However, seeing that drinking alcoholic beverages leads to the restriction of the options for the normal functioning of one’s brain, it will be reasonable to suggest that alcohol cannot be viewed as the tool for introducing a new and creative element into the process of communication; though making the conversation process looser, the specified factor restricts the abilities to analyze, think and converse in an adequate manner. As a result, the drinking culture, which exists in certain states, may be used by the state government as the tool for imposing specific viewpoints on the unsuspecting citizens, who are incapable of thinking critically due to the consumption of alcohol.

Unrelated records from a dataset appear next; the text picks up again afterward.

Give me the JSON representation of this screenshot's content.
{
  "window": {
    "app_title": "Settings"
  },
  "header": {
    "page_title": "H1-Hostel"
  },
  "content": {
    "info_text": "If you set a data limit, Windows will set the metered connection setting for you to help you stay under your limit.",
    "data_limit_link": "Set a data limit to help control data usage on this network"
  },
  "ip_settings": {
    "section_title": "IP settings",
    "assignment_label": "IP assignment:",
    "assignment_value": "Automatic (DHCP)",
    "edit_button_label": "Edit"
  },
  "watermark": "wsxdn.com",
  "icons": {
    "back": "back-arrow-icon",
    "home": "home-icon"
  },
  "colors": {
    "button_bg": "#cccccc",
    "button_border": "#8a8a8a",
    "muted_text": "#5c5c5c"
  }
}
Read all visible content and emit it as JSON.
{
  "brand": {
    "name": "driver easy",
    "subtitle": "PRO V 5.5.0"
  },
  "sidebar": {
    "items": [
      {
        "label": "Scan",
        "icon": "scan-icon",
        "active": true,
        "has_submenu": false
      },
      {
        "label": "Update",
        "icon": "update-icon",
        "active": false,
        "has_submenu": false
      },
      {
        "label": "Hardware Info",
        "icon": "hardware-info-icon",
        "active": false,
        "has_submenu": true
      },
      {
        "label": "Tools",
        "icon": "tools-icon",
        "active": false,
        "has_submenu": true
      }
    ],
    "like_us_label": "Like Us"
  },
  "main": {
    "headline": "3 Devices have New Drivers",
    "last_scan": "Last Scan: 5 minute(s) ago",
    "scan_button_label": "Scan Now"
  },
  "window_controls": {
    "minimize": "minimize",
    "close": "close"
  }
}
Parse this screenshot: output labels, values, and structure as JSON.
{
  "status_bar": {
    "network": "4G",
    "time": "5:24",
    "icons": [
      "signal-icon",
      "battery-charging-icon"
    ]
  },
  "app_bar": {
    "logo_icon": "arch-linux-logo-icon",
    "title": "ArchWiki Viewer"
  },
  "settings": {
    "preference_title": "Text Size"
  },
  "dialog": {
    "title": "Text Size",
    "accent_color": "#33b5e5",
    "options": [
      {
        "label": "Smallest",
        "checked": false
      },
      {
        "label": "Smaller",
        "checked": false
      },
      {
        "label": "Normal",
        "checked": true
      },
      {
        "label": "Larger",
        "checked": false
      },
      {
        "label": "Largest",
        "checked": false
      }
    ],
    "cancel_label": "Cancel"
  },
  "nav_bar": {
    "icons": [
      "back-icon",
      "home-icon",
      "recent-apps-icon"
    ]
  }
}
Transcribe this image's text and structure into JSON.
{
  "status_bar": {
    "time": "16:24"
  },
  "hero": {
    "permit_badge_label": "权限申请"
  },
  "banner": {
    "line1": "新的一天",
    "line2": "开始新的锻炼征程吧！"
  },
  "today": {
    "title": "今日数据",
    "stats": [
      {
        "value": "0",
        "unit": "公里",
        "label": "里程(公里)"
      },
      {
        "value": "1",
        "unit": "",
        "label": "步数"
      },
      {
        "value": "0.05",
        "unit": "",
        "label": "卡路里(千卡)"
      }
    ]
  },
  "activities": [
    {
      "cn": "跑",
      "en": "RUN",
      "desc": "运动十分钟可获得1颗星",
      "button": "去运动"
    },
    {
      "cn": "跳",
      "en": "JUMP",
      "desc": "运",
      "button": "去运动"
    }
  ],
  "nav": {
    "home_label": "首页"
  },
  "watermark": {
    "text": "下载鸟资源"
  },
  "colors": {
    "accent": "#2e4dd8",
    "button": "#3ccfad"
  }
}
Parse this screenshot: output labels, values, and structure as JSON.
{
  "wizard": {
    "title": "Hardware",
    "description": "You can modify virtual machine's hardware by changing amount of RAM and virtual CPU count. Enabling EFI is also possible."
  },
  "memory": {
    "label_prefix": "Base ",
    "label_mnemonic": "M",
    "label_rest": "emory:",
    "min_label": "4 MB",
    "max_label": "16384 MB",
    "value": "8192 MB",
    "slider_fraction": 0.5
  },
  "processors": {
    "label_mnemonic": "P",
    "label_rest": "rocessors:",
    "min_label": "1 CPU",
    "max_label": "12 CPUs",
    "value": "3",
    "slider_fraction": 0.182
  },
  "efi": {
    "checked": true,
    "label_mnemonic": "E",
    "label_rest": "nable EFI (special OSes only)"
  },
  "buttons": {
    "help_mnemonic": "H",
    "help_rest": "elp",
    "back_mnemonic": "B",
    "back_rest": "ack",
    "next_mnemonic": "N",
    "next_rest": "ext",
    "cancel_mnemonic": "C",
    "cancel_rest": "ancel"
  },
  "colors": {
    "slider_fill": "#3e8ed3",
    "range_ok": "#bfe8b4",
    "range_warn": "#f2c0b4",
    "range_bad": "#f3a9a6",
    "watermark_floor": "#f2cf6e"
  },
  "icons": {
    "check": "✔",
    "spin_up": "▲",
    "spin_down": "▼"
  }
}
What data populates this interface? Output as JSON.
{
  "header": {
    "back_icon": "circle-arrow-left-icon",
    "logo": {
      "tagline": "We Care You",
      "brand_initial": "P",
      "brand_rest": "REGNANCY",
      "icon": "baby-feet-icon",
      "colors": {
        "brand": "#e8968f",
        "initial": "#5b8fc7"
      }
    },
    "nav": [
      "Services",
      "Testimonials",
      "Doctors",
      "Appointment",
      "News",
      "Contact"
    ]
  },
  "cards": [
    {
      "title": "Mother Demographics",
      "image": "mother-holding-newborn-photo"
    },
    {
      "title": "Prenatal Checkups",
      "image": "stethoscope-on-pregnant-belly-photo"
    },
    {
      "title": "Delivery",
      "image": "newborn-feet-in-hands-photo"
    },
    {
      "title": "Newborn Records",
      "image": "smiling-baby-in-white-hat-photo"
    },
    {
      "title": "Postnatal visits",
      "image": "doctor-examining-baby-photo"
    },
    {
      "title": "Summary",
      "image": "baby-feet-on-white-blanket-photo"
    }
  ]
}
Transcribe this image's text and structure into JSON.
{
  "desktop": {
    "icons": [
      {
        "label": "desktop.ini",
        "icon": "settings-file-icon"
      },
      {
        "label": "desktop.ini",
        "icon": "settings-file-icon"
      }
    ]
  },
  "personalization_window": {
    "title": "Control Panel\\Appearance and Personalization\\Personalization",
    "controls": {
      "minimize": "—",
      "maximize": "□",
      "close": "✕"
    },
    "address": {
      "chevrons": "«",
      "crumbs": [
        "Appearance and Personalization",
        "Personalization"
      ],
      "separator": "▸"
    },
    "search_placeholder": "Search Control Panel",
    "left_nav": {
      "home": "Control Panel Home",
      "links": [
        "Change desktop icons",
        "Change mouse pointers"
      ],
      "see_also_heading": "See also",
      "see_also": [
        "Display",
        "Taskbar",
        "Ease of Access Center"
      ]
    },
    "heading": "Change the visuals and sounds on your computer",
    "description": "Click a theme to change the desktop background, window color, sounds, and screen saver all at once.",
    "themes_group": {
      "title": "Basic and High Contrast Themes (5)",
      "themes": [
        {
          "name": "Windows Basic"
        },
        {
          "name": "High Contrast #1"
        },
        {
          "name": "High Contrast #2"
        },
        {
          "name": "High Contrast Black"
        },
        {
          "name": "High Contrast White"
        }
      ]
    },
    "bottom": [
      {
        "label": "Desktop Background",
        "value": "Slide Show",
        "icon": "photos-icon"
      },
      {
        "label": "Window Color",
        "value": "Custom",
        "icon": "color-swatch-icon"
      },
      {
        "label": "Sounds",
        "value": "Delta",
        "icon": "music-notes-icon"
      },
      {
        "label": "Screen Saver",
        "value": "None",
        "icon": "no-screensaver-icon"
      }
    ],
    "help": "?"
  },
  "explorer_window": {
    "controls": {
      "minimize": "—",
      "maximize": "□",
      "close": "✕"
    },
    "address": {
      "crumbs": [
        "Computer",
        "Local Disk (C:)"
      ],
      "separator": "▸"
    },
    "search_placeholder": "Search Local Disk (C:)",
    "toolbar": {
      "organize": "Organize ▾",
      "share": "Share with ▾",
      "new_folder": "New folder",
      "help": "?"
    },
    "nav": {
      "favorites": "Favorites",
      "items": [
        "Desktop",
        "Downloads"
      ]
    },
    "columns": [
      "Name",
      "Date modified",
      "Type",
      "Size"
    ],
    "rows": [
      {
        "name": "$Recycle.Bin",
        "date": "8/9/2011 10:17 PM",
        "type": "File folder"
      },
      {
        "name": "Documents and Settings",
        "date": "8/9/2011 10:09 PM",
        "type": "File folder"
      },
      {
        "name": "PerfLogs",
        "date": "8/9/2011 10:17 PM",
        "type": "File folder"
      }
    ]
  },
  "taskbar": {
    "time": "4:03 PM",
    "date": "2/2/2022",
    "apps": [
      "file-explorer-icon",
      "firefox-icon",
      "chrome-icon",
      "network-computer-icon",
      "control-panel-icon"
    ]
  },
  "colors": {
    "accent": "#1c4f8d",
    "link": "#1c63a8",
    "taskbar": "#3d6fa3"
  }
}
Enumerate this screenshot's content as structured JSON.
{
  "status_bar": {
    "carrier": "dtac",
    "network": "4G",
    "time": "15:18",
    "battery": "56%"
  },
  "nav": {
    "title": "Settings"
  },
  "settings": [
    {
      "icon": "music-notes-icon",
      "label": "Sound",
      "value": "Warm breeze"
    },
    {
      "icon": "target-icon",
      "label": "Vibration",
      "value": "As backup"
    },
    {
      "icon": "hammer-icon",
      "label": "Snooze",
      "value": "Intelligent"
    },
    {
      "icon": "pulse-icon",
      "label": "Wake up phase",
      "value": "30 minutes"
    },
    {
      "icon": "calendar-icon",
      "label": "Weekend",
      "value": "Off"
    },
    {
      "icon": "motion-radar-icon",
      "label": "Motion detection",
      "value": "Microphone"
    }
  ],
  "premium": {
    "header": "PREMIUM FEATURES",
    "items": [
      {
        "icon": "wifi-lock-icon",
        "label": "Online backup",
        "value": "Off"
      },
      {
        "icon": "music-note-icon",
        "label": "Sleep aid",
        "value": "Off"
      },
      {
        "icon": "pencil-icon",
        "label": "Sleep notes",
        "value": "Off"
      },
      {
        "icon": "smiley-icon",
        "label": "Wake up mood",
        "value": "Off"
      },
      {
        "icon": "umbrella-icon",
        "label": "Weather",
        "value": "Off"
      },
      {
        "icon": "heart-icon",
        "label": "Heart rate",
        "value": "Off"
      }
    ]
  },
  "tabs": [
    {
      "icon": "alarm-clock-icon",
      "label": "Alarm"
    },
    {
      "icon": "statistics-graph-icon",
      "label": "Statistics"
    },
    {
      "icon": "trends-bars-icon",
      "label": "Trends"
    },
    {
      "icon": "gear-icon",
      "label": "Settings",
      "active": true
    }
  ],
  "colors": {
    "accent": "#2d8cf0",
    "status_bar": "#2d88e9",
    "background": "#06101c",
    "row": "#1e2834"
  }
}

The reciprocal effect, which culture and alcohol consumption have on each other, is a rather peculiar phenomenon. Unlike Eco, Gladwell suggested that it is the culture that defines the aptitude to drink heavy liquor among certain denizens of the state population. The above-mentioned approach towards analyzing the effects of alcohol consumption on the community contributes to understanding the premises for the development of the alcohol culture and, therefore, promotes the design of the tools for managing the issue. More importantly, the theory in question helps understand the political, economic and social implications of the alcohol culture, as it sheds some light on the use of alcohol as a tool for controlling people on the cultural level and, therefore, exert a much more powerful influence. The specified phenomenon can be observed in a range of states, where the alcohol culture exists, such as Japan, China, Russia, etc.
While the driving forces behind the enhancement of alcohol consumption within a specific society may differ radically, ranging from economic and political implications to the sociocultural effects of liquor consumption, it is the effect of closeness among the members of the community under analysis that makes people continue the infamous tradition and engage in heavy drinking. A brief overview of the states, where the alcohol culture is supported and is viewed as a part and parcel of the social tradition, shows that the process of drinking leads to the emotional openness, which results in a closer and a more efficient communication.